Calon mertua

126 5 2
                                    

Orangtua Gemini adalah mungkin adalah pasangan paruh baya paling mesra yang pernah kukenal. Di umur keduanya yang sudah lebih dari setengah abad, keduanya tak pernah malu menunjukkan kemesraan mereka di depan umum seperti memakai baju couple, saling memanggil dengan sebutan Ayang Darling, saling menggandeng, dan bahkan berciuman tak kenal tempat. Mereka orang-orang yang baik, aku suka mereka, tetapi saat Gemini bilang orangtuanya datang aku benar-benar tak tahu harus bereaksi seperti apa.

"Apa aku harus sembunyi?" tanyaku ketika dia terlihat panik.

"I... tunggu sebentar, gimana ya? Apa kau keberatan kalau kukenalkan sebagai pacarku?"

"Tidak, aku tidak masalah dengan itu."

"Okay, kalau begitu akan kusambut mereka. Umm... katakan saja kalau kau di sini cuma sekedar bertamu. Oke?"

Aku mengangguk, tak mungkin juga aku bilang aku menginap berduaan dengan putra tunggal mereka.
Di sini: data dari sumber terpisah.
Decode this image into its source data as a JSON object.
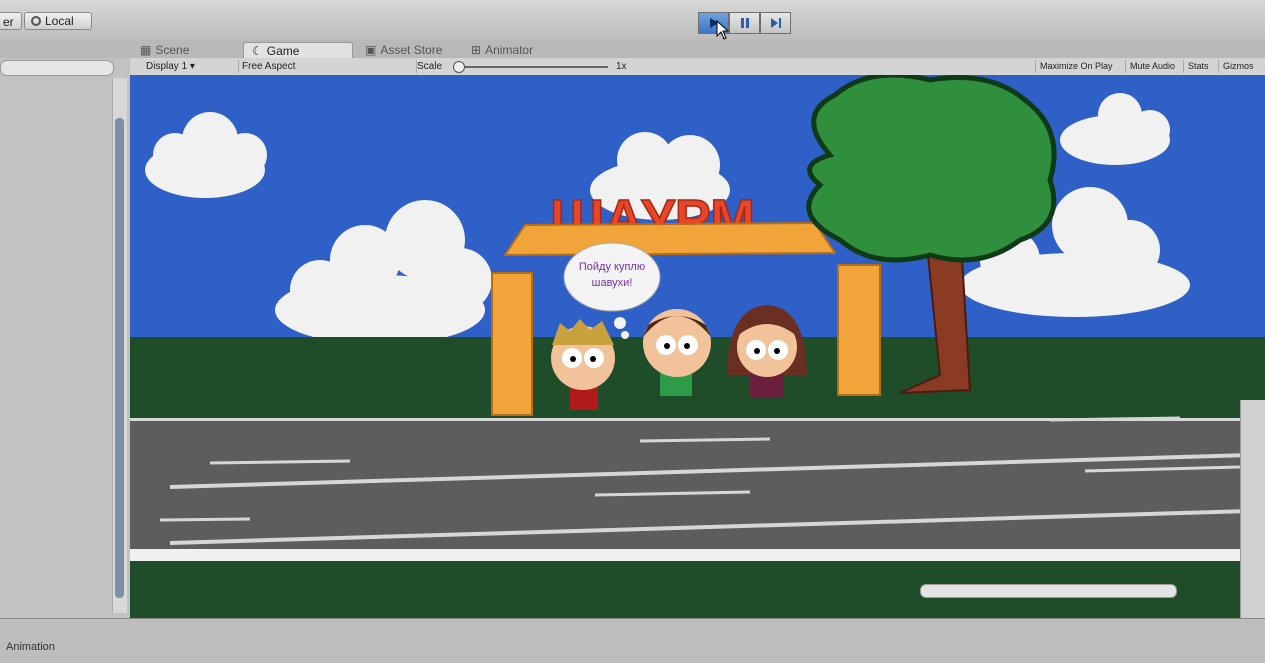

Meski demikian aku harus memberikan kesan pertama yang bagus. Bagaimanapun, besar kemungkinan mereka akan jadi mertuaku dalam waktu dekat.

Selagi Gemini mempersiapkan tekadnya, aku pergi ke kamar mandi dan memperbaiki semua yang sekiranya bisa diperbaiki. Membersihkan muka, menyisir rambut, mengoleskan sedikit pelembab bibir (ini punya Gemini, bukan punyaku. Untuk apa dia menyimpan pelembab bibir?), dan berkumur dengan cairan pembersih mulut yang kutemukan di sana. Aku pun siap ketika Gemini membuka pintu.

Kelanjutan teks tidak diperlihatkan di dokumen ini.